= James Cooper (artist) =

James Cooper, a.k.a. "Stick Daddy," was one of several African American artisans associated with the cane carving tradition in coastal Georgia during the early twentieth century. Ethnographers and art historians have seen this tradition as evidence of the persistence of African visual and cultural motifs into North America and modern period.

== Biography ==
Cooper's birth and death dates are not known. He made a living through miscellaneous jobs and repair services, which he conducted with a push-cart that he rolled through Savannah. He was known also to sell lunches to workers on break from the Savannah Sugar Refinery.

While he had never received formal instruction in art making or wood carving, he recalled to New Deal ethnographers that his grandfather had made baskets, chairs, and tables, working in the mediums of carpentry, cane-weaving, and basketry. Carving ornamental walking sticks was something Cooper had taken up "just for fun," but he imagined he "sort of inherited" his talent from his grandfather.

== "Drums and Shadows," 1940 ==
His work and practice is known because of its inclusion in Mary Granger's Drums and Shadows (1940), a book of ethnography conducted under the auspices of the New Deal's Federal Writers' Project. The book contains multiple oral histories recorded from black informants then living in coastal Georgia. These personal accounts reproduced in dialect in the book.

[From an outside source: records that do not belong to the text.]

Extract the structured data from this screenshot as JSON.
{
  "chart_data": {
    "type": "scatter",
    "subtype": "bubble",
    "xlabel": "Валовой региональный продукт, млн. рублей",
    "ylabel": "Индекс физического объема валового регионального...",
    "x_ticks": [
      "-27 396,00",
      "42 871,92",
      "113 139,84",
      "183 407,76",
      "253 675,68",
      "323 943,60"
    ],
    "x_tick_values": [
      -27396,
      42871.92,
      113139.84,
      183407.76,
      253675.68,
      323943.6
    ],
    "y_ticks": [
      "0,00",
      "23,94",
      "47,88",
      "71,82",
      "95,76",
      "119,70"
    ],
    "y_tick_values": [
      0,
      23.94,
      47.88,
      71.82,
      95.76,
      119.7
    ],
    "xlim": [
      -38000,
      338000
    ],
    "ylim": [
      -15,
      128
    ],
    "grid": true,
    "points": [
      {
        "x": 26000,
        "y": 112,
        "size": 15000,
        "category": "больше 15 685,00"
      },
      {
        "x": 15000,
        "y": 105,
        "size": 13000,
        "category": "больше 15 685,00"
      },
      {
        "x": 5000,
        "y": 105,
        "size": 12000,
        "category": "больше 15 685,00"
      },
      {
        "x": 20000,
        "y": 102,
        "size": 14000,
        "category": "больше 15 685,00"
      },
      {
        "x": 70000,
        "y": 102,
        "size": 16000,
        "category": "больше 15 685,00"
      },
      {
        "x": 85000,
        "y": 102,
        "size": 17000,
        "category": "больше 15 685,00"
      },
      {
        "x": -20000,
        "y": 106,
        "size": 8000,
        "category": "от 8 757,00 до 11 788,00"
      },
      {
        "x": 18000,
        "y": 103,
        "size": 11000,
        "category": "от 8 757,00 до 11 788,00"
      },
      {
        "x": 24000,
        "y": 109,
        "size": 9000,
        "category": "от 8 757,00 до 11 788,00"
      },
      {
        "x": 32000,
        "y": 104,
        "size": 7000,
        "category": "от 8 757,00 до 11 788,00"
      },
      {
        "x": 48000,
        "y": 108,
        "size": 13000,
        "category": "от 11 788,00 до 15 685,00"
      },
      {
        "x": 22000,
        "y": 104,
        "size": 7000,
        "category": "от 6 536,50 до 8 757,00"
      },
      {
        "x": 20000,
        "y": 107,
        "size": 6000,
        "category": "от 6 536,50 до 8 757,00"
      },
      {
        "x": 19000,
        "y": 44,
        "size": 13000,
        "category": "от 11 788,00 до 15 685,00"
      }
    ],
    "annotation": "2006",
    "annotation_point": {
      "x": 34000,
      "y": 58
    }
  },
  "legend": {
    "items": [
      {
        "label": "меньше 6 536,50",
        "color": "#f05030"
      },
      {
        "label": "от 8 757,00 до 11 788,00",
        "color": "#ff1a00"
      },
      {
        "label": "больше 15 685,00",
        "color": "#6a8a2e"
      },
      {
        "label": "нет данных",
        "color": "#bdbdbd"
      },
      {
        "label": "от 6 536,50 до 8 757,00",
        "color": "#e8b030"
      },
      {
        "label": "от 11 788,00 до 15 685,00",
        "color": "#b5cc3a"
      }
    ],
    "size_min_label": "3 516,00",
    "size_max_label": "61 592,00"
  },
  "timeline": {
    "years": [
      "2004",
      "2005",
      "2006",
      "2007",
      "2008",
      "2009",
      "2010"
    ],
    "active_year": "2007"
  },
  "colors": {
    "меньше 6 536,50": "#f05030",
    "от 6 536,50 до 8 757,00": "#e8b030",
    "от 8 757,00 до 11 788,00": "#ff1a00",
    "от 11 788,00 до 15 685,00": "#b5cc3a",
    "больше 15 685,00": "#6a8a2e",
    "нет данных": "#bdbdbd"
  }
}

== Cane Carving Techniques and Style ==
Historian of African American folk art practices, John Michael Vlach, has called carved walking sticks "perhaps the most sophisticate form in the Georgia tradition." Cooper carved thin canes, especially elegant in silhouette and design. As with other cane carvers in the African American tradition, Cooper frequently featured reptiles in his designs. His turtles, lizards, alligators, and snakes appeared on his canes in graphic relief, which he achieved through a combination of deeply carved outlines and staining techniques. His carved figures, which he polished, stood out above the grain of the wood, which he left natural.

In Drums and Shadows, it was reported that Cooper occasionally employed mixed media techniques, embedding everyday objects or even photographs into the canes' handles. In one case, a cane featured a "snapshot of a young [African American] girl."